Charlene Brusso Reviews A Magic of Nightfall
A Magic of Nightfall
S.L. Farrell
DAW (656 pp, $7.99, March 2009 – March 2010 mass market edition)
Reviewed by Charlene Brusso
Fans of S.L. Farrell’s marvelous ability with character and world-building (check out the Cloudmage trilogy) will cheer at the arrival of the latest book in the Nessantico Cycle (sequel to A Magic of Twilight). Book two returns readers to the marvelous Renaissance style city of Nessantico, “the most famous, the most beautiful, the most powerful of her kind,” bustling with energy, ambition, magic (much of it unauthorized), and ever-rising intrigue. But this is a Nessantico 25 years after the events of Twilight, a shaky Nessantico and its powers-that-be set to tumble down the slippery slope that has been steadily growing steeper in the last few years.
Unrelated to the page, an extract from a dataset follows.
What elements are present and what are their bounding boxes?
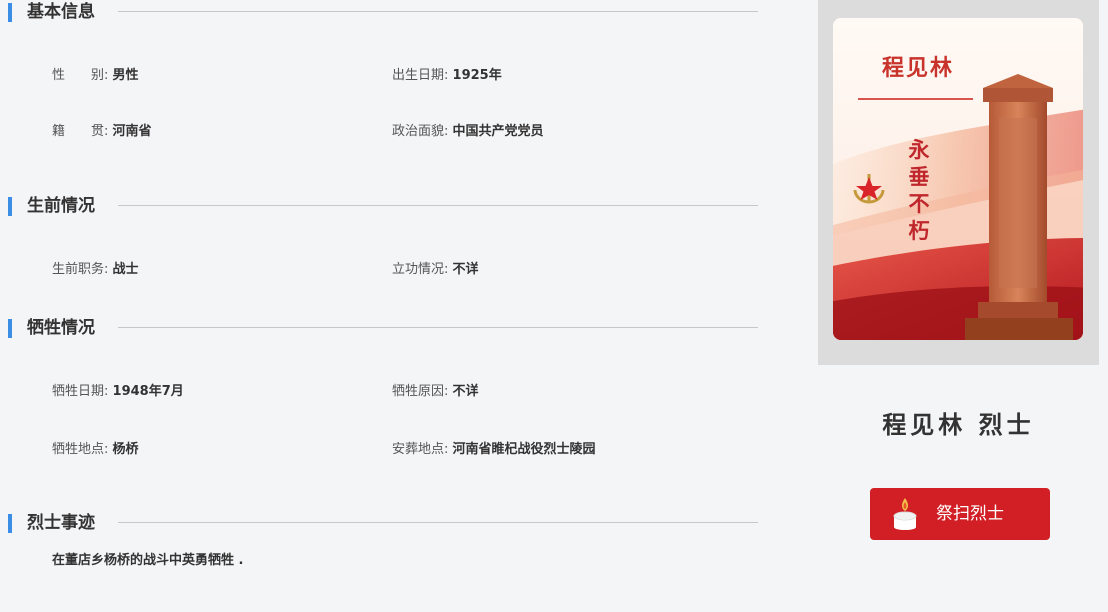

Nessantico is the capital, both political and religious, of the Holdings, an immense and entrenched empire – immense, but half the size it used to be. To the east, rival nation-state Firenzcia is forming its own alliances with its neighbors. Likewise, the Concenzia Faith has undergone a schism. In Nessantico, the much-beloved Ana ca’Seranta still serves as the “real” Archigos, but rival Archigos Semini ca’Cellibrecca, a conservative religious hardliner, leads the faithful in Brezno in Firenzcia. Unlike Ana, Semini has no tolerance for heretics like the Numentodo, natural philosophers who’ve proven that magical ability has no link to religious faith.